As student trustee, Valentina Fernández is getting a look behind the curtains at the inner workings of university leadership. And while settling into this role, she soon became part of that decision-making process.
“It’s really nice to see just how much the trustees genuinely want to hear from students, and they’re so open to input,” says Fernández. “They all have close ties to the university, so they care a lot about this institution and how it can move forward.”
Fernández displays that same level of commitment to the university. She’s a junior now, taking stock of her past—and future—on campus. “I am so happy to be at AU, and I can’t imagine being anywhere else,” she says.
The Role of Trustee
Fernández officially started in the position in May, though for many months before that she shadowed the previous student trustee, Shyheim Snead. As student trustee—the first ever Latinx to hold that position—she’s learned to take the long view. “Sometimes what you think may be the best decision as a student doesn’t necessarily mean it’s going to be the best decision 10 years down the line for the university. So, it’s sort of balancing between that and knowing when it’s appropriate to chime in on something and speak up.”
The Board of Trustees’ agenda includes assessing the university’s new fundraising plans and its work on diversity and inclusion. In her position, she tries to be cognizant of how decisions affect the student body and campus life. Beyond that, it’s up to each student trustee to define their role.
“I’m trying to work on facilitating more conversations between trustees and students. I think it’s really easy to get lost in translation, if students aren’t able to put a face on the trustees,” she explains. “It includes just hosting little coffee talks with trustees, inviting them to large campus events.”
From Music to Politics
Fernández was born in Venezuela before moving to Puerto Rico. During her elementary school years, she relocated to the Orlando, Florida, area. A classically trained singer, she attended high school at Osceola County School for the Arts.
She considered a career in music, but a few twists of fate caused her to re-think her future. She traveled to Washington for a debate competition, and she was immediately enamored with the atmosphere. “I loved everything about DC—the culture, the museums, the public transportation that I didn’t have in Florida,” she remembers. “So, I thought, ‘I’ll consider DC. Something to think about.’”
Another time, she was browsing in a Barnes and Noble when she stumbled upon a book by Sen. Elizabeth Warren, D-Mass. Inspired by Warren’s words and message, she started considering political work and told her mom she’d like to attend college in the nation’s capital. She applied here early decision without even visiting the campus.
“I just had a gut feeling that AU was the place for me. The first time I set foot onto campus was move-in day,” she recalls, “and it worked out.”

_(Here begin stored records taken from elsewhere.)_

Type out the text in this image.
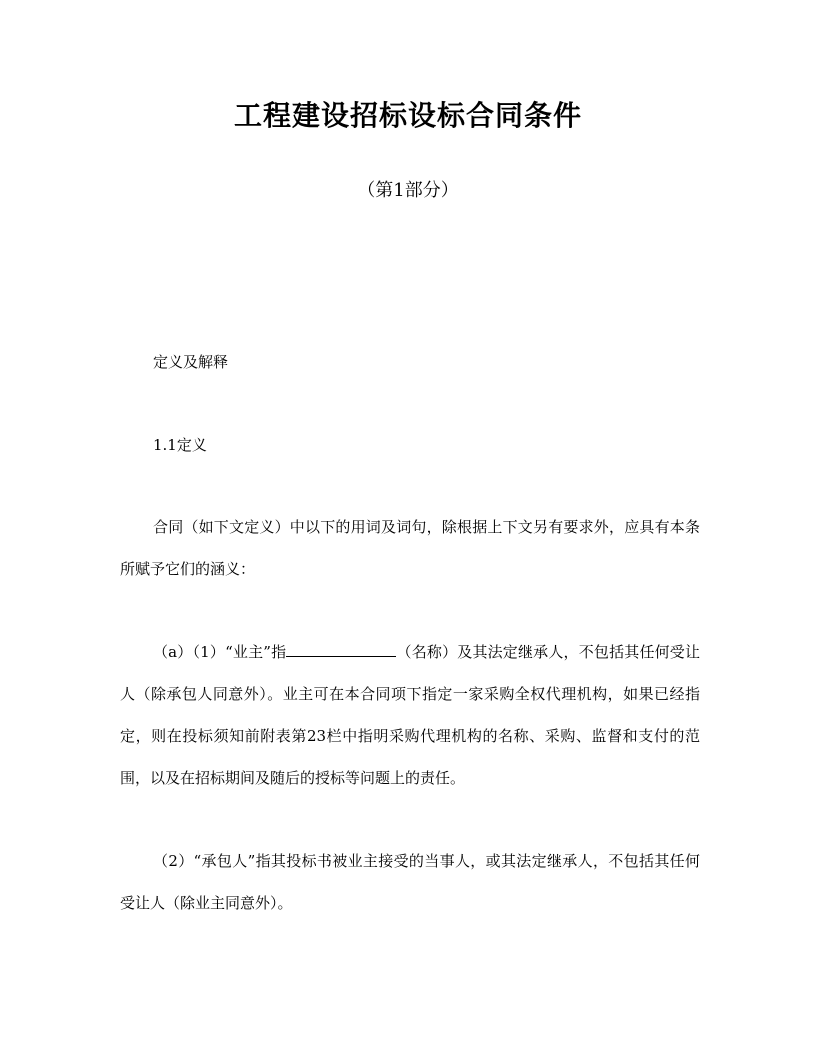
工程建设招标设标合同条件
（第1部分）

定义及解释

1.1定义

合同（如下文定义）中以下的用词及词句，除根据上下文另有要求外，应具有本条所赋予它们的涵义：

（a）（1）“业主”指	（名称）及其法定继承人，不包括其任何受让人（除承包人同意外）。业主可在本合同项下指定一家采购全权代理机构，如果已经指定，则在投标须知前附表第23栏中指明采购代理机构的名称、采购、监督和支付的范围，以及在招标期间及随后的授标等问题上的责任。

（2）“承包人”指其投标书被业主接受的当事人，或其法定继承人，不包括其任何受让人（除业主同意外）。
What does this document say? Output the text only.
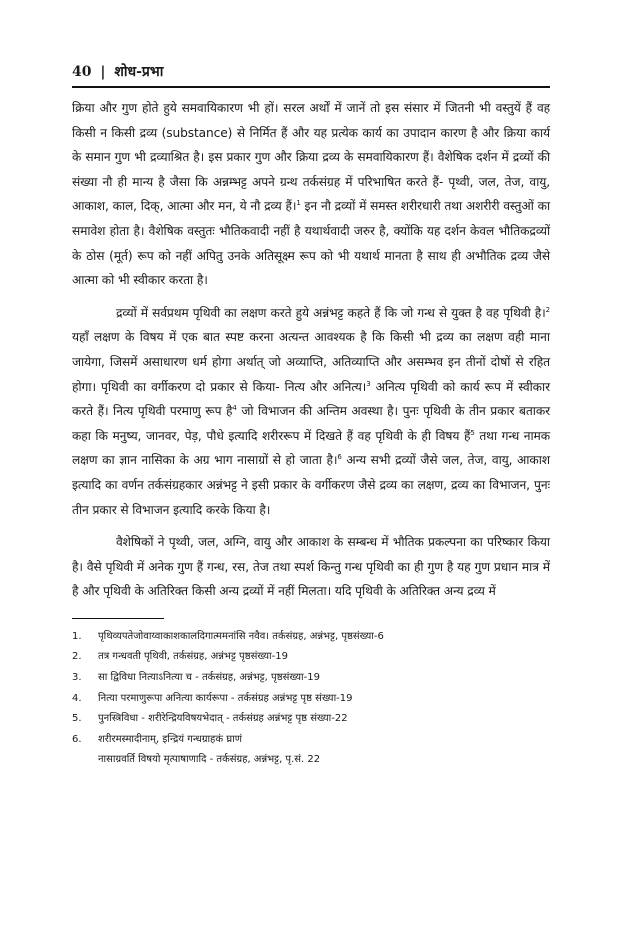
40 | शोध-प्रभा

क्रिया और गुण होते हुये समवायिकारण भी हों। सरल अर्थों में जानें तो इस संसार में जितनी भी वस्तुयें हैं वह किसी न किसी द्रव्य (substance) से निर्मित हैं और यह प्रत्येक कार्य का उपादान कारण है और क्रिया कार्य के समान गुण भी द्रव्याश्रित है। इस प्रकार गुण और क्रिया द्रव्य के समवायिकारण हैं। वैशेषिक दर्शन में द्रव्यों की संख्या नौ ही मान्य है जैसा कि अन्नम्भट्ट अपने ग्रन्थ तर्कसंग्रह में परिभाषित करते हैं- पृथ्वी, जल, तेज, वायु, आकाश, काल, दिक्, आत्मा और मन, ये नौ द्रव्य हैं।$^1$ इन नौ द्रव्यों में समस्त शरीरधारी तथा अशरीरी वस्तुओं का समावेश होता है। वैशेषिक वस्तुतः भौतिकवादी नहीं है यथार्थवादी जरुर है, क्योंकि यह दर्शन केवल भौतिकद्रव्यों के ठोस (मूर्त) रूप को नहीं अपितु उनके अतिसूक्ष्म रूप को भी यथार्थ मानता है साथ ही अभौतिक द्रव्य जैसे आत्मा को भी स्वीकार करता है।

द्रव्यों में सर्वप्रथम पृथिवी का लक्षण करते हुये अन्नंभट्ट कहते हैं कि जो गन्ध से युक्त है वह पृथिवी है।$^2$ यहाँ लक्षण के विषय में एक बात स्पष्ट करना अत्यन्त आवश्यक है कि किसी भी द्रव्य का लक्षण वही माना जायेगा, जिसमें असाधारण धर्म होगा अर्थात् जो अव्याप्ति, अतिव्याप्ति और असम्भव इन तीनों दोषों से रहित होगा। पृथिवी का वर्गीकरण दो प्रकार से किया- नित्य और अनित्य।$^3$ अनित्य पृथिवी को कार्य रूप में स्वीकार करते हैं। नित्य पृथिवी परमाणु रूप है$^4$ जो विभाजन की अन्तिम अवस्था है। पुनः पृथिवी के तीन प्रकार बताकर कहा कि मनुष्य, जानवर, पेड़, पौधे इत्यादि शरीररूप में दिखते हैं वह पृथिवी के ही विषय हैं$^5$ तथा गन्ध नामक लक्षण का ज्ञान नासिका के अग्र भाग नासाग्रों से हो जाता है।$^6$ अन्य सभी द्रव्यों जैसे जल, तेज, वायु, आकाश इत्यादि का वर्णन तर्कसंग्रहकार अन्नंभट्ट ने इसी प्रकार के वर्गीकरण जैसे द्रव्य का लक्षण, द्रव्य का विभाजन, पुनः तीन प्रकार से विभाजन इत्यादि करके किया है।

वैशेषिकों ने पृथ्वी, जल, अग्नि, वायु और आकाश के सम्बन्ध में भौतिक प्रकल्पना का परिष्कार किया है। वैसे पृथिवी में अनेक गुण हैं गन्ध, रस, तेज तथा स्पर्श किन्तु गन्ध पृथिवी का ही गुण है यह गुण प्रधान मात्र में है और पृथिवी के अतिरिक्त किसी अन्य द्रव्यों में नहीं मिलता। यदि पृथिवी के अतिरिक्त अन्य द्रव्य में

1.	पृथिव्यपतेजोवाय्वाकाशकालदिगात्ममनांसि नवैव। तर्कसंग्रह, अन्नंभट्ट, पृष्ठसंख्या-6
2.	तत्र गन्धवती पृथिवी, तर्कसंग्रह, अन्नंभट्ट पृष्ठसंख्या-19
3.	सा द्विविधा नित्याऽनित्या च - तर्कसंग्रह, अन्नंभट्ट, पृष्ठसंख्या-19
4.	नित्या परमाणुरूपा अनित्या कार्यरूपा - तर्कसंग्रह अन्नंभट्ट पृष्ठ संख्या-19
5.	पुनस्त्रिविधा - शरीरेन्द्रियविषयभेदात् - तर्कसंग्रह अन्नंभट्ट पृष्ठ संख्या-22
6.	शरीरमस्मादीनाम्, इन्द्रियं गन्धग्राहकं घ्राणं
नासाग्रवर्ति विषयो मृत्पाषाणादि - तर्कसंग्रह, अन्नंभट्ट, पृ.सं. 22
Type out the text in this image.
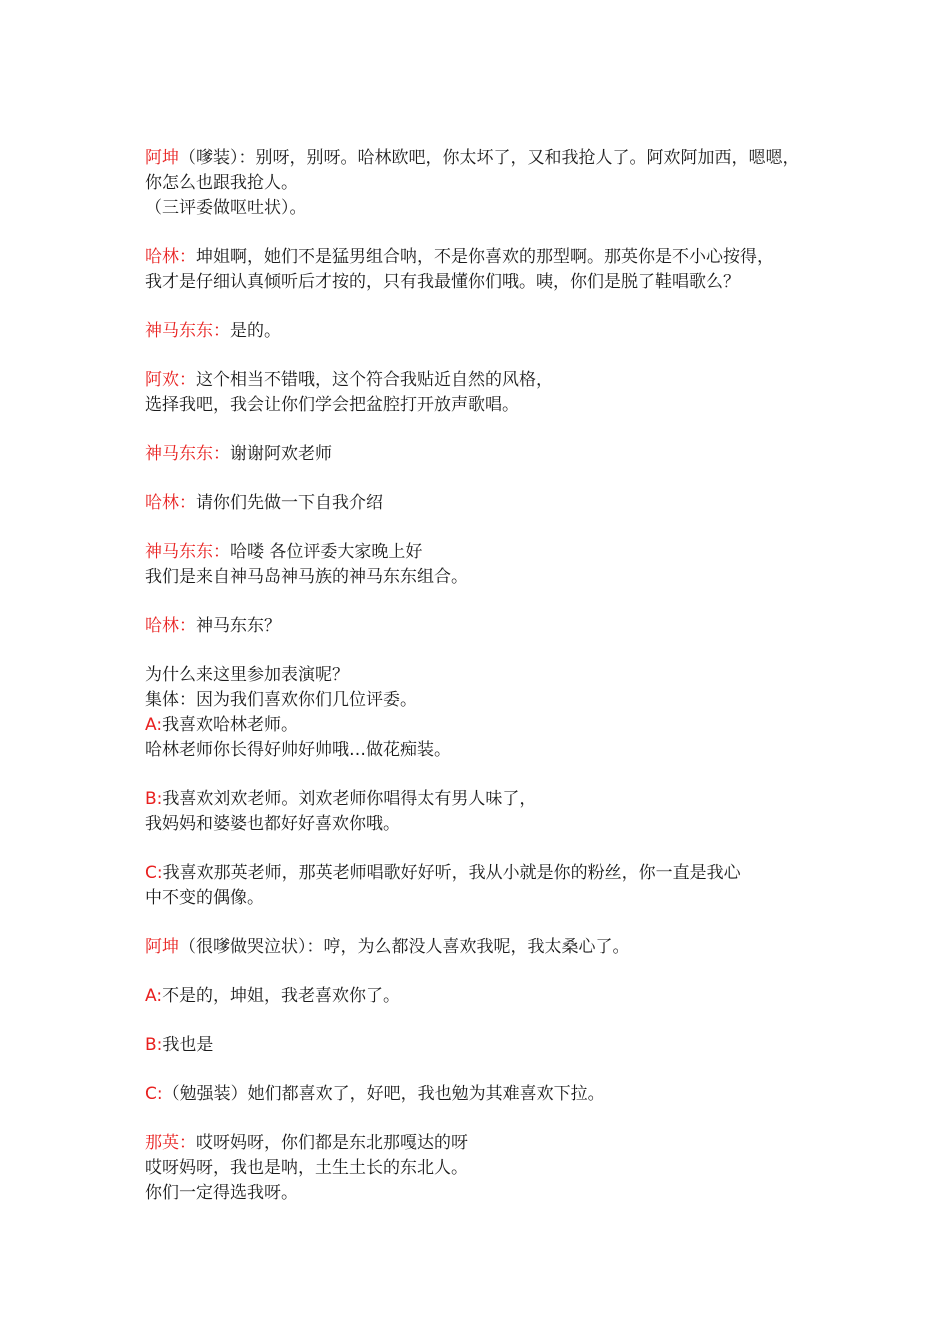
阿坤（嗲装）：别呀，别呀。哈林欧吧，你太坏了，又和我抢人了。阿欢阿加西，嗯嗯，
你怎么也跟我抢人。
（三评委做呕吐状）。
哈林：坤姐啊，她们不是猛男组合呐，不是你喜欢的那型啊。那英你是不小心按得，
我才是仔细认真倾听后才按的，只有我最懂你们哦。咦，你们是脱了鞋唱歌么？
神马东东：是的。
阿欢：这个相当不错哦，这个符合我贴近自然的风格，
选择我吧，我会让你们学会把盆腔打开放声歌唱。
神马东东：谢谢阿欢老师
哈林：请你们先做一下自我介绍
神马东东：哈喽 各位评委大家晚上好
我们是来自神马岛神马族的神马东东组合。
哈林：神马东东？
为什么来这里参加表演呢？
集体：因为我们喜欢你们几位评委。
A:我喜欢哈林老师。
哈林老师你长得好帅好帅哦…做花痴装。
B:我喜欢刘欢老师。刘欢老师你唱得太有男人味了，
我妈妈和婆婆也都好好喜欢你哦。
C:我喜欢那英老师，那英老师唱歌好好听，我从小就是你的粉丝，你一直是我心
中不变的偶像。
阿坤（很嗲做哭泣状）：哼，为么都没人喜欢我呢，我太桑心了。
A:不是的，坤姐，我老喜欢你了。
B:我也是
C:（勉强装）她们都喜欢了，好吧，我也勉为其难喜欢下拉。
那英：哎呀妈呀，你们都是东北那嘎达的呀
哎呀妈呀，我也是呐，土生土长的东北人。
你们一定得选我呀。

Fernández is a double major in political science and public relations & strategic communication. During her first year, she felt apprehensive in Lara Schwartz’s School of Public Affairs course on the American Constitution. Fearing that she wasn’t well-versed in the subject matter, and wasn’t participating enough in class, she visited Schwartz during office hours. Schwartz reassured Fernández that she was bright and entirely capable.
“So, I started going to her office hours a lot more. And I just felt immediately more confident in class,” says Fernández. Schwartz became a mentor, and she asked Fernández to be a teaching assistant for the class the following semester.

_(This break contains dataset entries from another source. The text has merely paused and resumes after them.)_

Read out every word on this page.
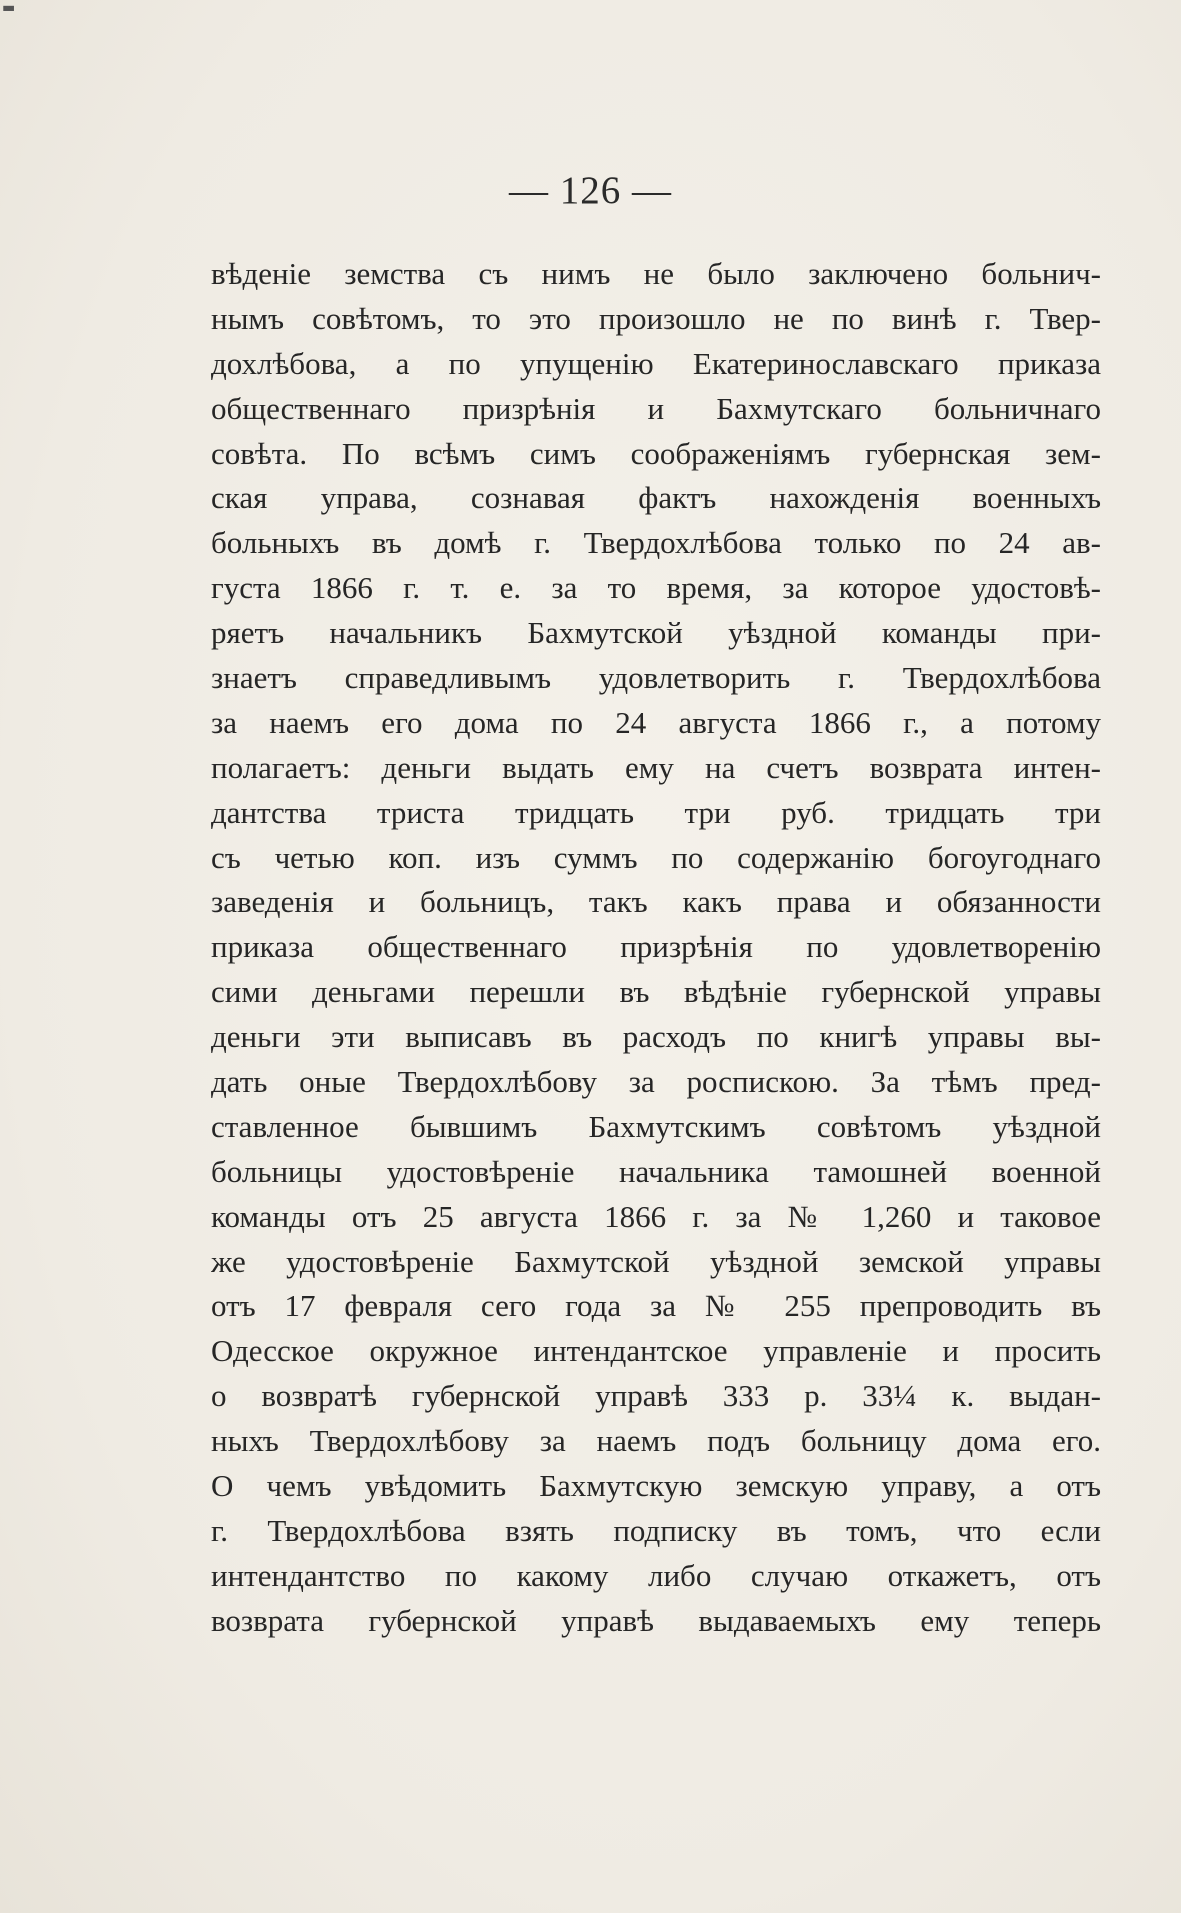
▬
— 126 —
вѣденіе земства съ нимъ не было заключено больнич-
нымъ совѣтомъ, то это произошло не по винѣ г. Твер-
дохлѣбова, а по упущенію Екатеринославскаго приказа
общественнаго призрѣнія и Бахмутскаго больничнаго
совѣта. По всѣмъ симъ соображеніямъ губернская зем-
ская управа, сознавая фактъ нахожденія военныхъ
больныхъ въ домѣ г. Твердохлѣбова только по 24 ав-
густа 1866 г. т. е. за то время, за которое удостовѣ-
ряетъ начальникъ Бахмутской уѣздной команды при-
знаетъ справедливымъ удовлетворить г. Твердохлѣбова
за наемъ его дома по 24 августа 1866 г., а потому
полагаетъ: деньги выдать ему на счетъ возврата интен-
дантства триста тридцать три руб. тридцать три
съ четью коп. изъ суммъ по содержанію богоугоднаго
заведенія и больницъ, такъ какъ права и обязанности
приказа общественнаго призрѣнія по удовлетворенію
сими деньгами перешли въ вѣдѣніе губернской управы
деньги эти выписавъ въ расходъ по книгѣ управы вы-
дать оные Твердохлѣбову за роспискою. За тѣмъ пред-
ставленное бывшимъ Бахмутскимъ совѣтомъ уѣздной
больницы удостовѣреніе начальника тамошней военной
команды отъ 25 августа 1866 г. за № 1,260 и таковое
же удостовѣреніе Бахмутской уѣздной земской управы
отъ 17 февраля сего года за № 255 препроводить въ
Одесское окружное интендантское управленіе и просить
о возвратѣ губернской управѣ 333 р. 33¼ к. выдан-
ныхъ Твердохлѣбову за наемъ подъ больницу дома его.
О чемъ увѣдомить Бахмутскую земскую управу, а отъ
г. Твердохлѣбова взять подписку въ томъ, что если
интендантство по какому либо случаю откажетъ, отъ
возврата губернской управѣ выдаваемыхъ ему теперь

“She is really a standout,” says Schwartz. “I feel like she’s the kind of student who makes you feel confirmed in your decision to be a teacher. She shares her voice in such a collaborative and respectful way. And people benefit from having her be a part of their class.”
In other campus-related activities, Fernández previously served as vice president of College Democrats. Through the Wellness Center, she was a facilitator on sexual assault prevention and consent issues for first-year students.
Becoming a Citizen
Fernández recently celebrated a momentous occasion, traveling to Tampa, Florida, for a ceremony to become a U.S. citizen.

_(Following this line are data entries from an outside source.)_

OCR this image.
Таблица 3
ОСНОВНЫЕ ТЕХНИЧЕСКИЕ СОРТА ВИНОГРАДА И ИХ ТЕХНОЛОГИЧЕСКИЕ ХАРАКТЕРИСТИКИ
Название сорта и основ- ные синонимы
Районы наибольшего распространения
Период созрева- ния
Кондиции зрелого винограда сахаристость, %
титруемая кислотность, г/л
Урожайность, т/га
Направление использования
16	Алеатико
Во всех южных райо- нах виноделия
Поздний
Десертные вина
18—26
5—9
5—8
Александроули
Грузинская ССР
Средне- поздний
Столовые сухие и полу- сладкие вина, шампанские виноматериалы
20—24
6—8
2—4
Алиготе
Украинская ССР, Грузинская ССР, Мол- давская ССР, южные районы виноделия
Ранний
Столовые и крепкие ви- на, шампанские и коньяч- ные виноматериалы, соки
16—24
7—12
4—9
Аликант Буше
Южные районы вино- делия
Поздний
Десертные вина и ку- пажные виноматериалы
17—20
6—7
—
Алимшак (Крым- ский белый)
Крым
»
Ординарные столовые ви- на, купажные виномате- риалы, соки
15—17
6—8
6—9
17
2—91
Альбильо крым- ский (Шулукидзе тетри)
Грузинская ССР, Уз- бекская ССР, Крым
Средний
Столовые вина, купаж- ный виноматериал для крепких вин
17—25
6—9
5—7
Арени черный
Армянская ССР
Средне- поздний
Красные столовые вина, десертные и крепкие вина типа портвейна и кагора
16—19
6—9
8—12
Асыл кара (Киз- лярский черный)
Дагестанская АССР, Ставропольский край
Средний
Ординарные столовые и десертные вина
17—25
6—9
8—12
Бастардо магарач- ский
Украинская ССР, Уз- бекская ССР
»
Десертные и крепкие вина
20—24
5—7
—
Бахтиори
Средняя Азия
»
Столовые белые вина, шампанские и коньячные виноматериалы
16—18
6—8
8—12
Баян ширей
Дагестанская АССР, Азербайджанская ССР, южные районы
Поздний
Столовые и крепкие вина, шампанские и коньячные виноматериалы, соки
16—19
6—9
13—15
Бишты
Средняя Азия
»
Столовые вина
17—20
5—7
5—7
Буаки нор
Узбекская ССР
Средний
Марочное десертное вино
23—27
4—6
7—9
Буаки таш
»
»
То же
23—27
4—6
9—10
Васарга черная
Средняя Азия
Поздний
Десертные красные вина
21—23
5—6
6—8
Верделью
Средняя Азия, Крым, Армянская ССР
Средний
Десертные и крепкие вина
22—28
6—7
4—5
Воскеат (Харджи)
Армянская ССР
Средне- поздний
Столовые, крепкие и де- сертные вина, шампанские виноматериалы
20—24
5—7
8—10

She took an oath of loyalty, sang the national anthem and recited the Pledge of Allegiance. “I think the exciting thing to watch was just my parents’ reaction, because they were really emotional about it, and they were really proud,” she says.
In fact, her mom is now working to attain citizenship as well, and Fernández says the process has brought them closer together. “I’ll quiz her on certain things, and she’ll ask, ‘Can you test me? Can you pretend that you’re the interviewer?’ She’ll say, ‘Don’t talk to me in Spanish at all. Ask me about geography. Ask me about U.S. history now.’”
Fernández says her own citizenship process was a bit different. Having lived here for so many years, she certainly felt American already. And even if she couldn’t vote, she did GOTV and helped register others. Yet she was still excited afterwards.
“I feel like this is just a stepping stone to everything I’ve always wanted to do.”